Core Concepts
VISA optimizes forward KL-divergence efficiently.
Abstract
The article introduces Variational Inference with Sequential Sample-Average Approximations (VISA) as a method for approximate inference in computationally intensive models. VISA extends importance-weighted forward-KL variational inference by using a sequence of sample-average approximations within a trust region. This allows for the reuse of model evaluations across multiple gradient steps, reducing computational cost. Experiments on high-dimensional Gaussians, Lotka-Volterra dynamics, and Pickover attractor demonstrate that VISA achieves comparable accuracy to standard methods with significant computational savings. The paper also discusses the background of variational inference, reparameterized VI, and importance-weighted forward-KL VI. It presents the algorithm for VISA and its implementation details.

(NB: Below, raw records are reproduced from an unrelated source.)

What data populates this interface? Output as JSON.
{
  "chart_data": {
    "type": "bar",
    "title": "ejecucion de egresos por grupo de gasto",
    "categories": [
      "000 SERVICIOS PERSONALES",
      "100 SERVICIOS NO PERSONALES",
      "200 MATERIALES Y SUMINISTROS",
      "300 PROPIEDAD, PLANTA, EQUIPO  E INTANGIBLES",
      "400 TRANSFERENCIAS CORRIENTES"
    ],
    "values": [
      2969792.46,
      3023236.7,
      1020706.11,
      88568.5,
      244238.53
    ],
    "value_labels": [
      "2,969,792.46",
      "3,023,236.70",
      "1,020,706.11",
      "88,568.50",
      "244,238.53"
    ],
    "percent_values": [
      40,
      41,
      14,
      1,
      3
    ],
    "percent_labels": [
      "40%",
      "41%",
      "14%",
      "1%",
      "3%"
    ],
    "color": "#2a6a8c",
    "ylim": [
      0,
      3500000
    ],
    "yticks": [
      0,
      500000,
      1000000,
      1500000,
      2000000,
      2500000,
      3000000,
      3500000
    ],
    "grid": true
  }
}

The results from experiments on different models show the effectiveness of VISA in achieving convergence with fewer model evaluations compared to traditional methods.
Stats
"VISA can achieve comparable approximation accuracy to standard importance-weighted forward-KL variational inference with computational savings of a factor two or more."

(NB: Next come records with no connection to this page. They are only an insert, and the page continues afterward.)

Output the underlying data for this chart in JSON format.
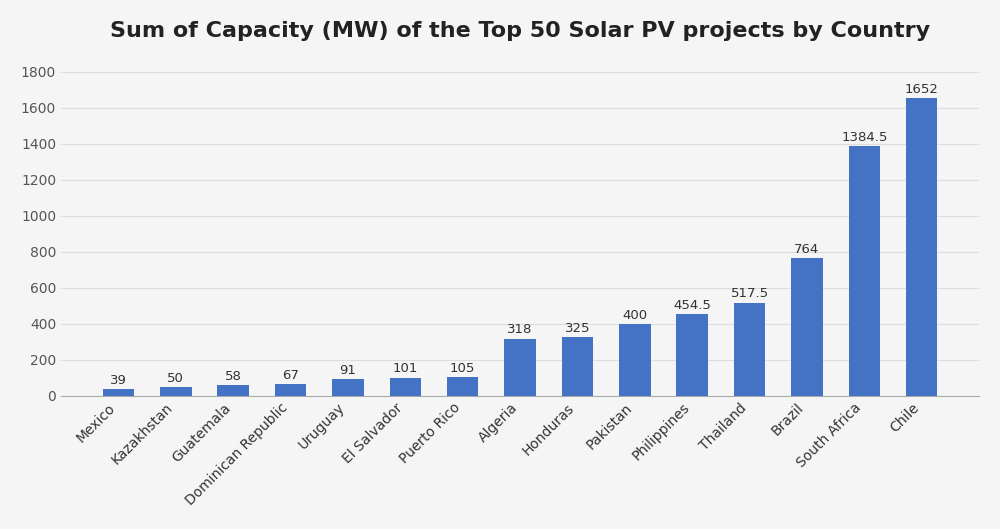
{
  "title": "Sum of Capacity (MW) of the Top 50 Solar PV projects by Country",
  "categories": [
    "Mexico",
    "Kazakhstan",
    "Guatemala",
    "Dominican Republic",
    "Uruguay",
    "El Salvador",
    "Puerto Rico",
    "Algeria",
    "Honduras",
    "Pakistan",
    "Philippines",
    "Thailand",
    "Brazil",
    "South Africa",
    "Chile"
  ],
  "values": [
    39,
    50,
    58,
    67,
    91,
    101,
    105,
    318,
    325,
    400,
    454.5,
    517.5,
    764,
    1384.5,
    1652
  ],
  "labels": [
    "39",
    "50",
    "58",
    "67",
    "91",
    "101",
    "105",
    "318",
    "325",
    "400",
    "454.5",
    "517.5",
    "764",
    "1384.5",
    "1652"
  ],
  "bar_color": "#4472C4",
  "background_color": "#F5F5F5",
  "plot_bg_color": "#F5F5F5",
  "grid_color": "#DDDDDD",
  "title_fontsize": 16,
  "label_fontsize": 9.5,
  "tick_fontsize": 10,
  "ylim": [
    0,
    1900
  ],
  "yticks": [
    0,
    200,
    400,
    600,
    800,
    1000,
    1200,
    1400,
    1600,
    1800
  ],
  "bar_width": 0.55
}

"Savings of a factor two or more are realizable with conservatively chosen learning rates."
"VISA requires fewer evaluations per gradient step compared to IWFVI."
Quotes
"VISA can achieve comparable approximation accuracy to standard importance-weighted forward-KL variational inference with computational savings of a factor two or more."
"Savings of a factor two or more are realizable with conservatively chosen learning rates."
"VISA requires fewer evaluations per gradient step compared to IWFVI."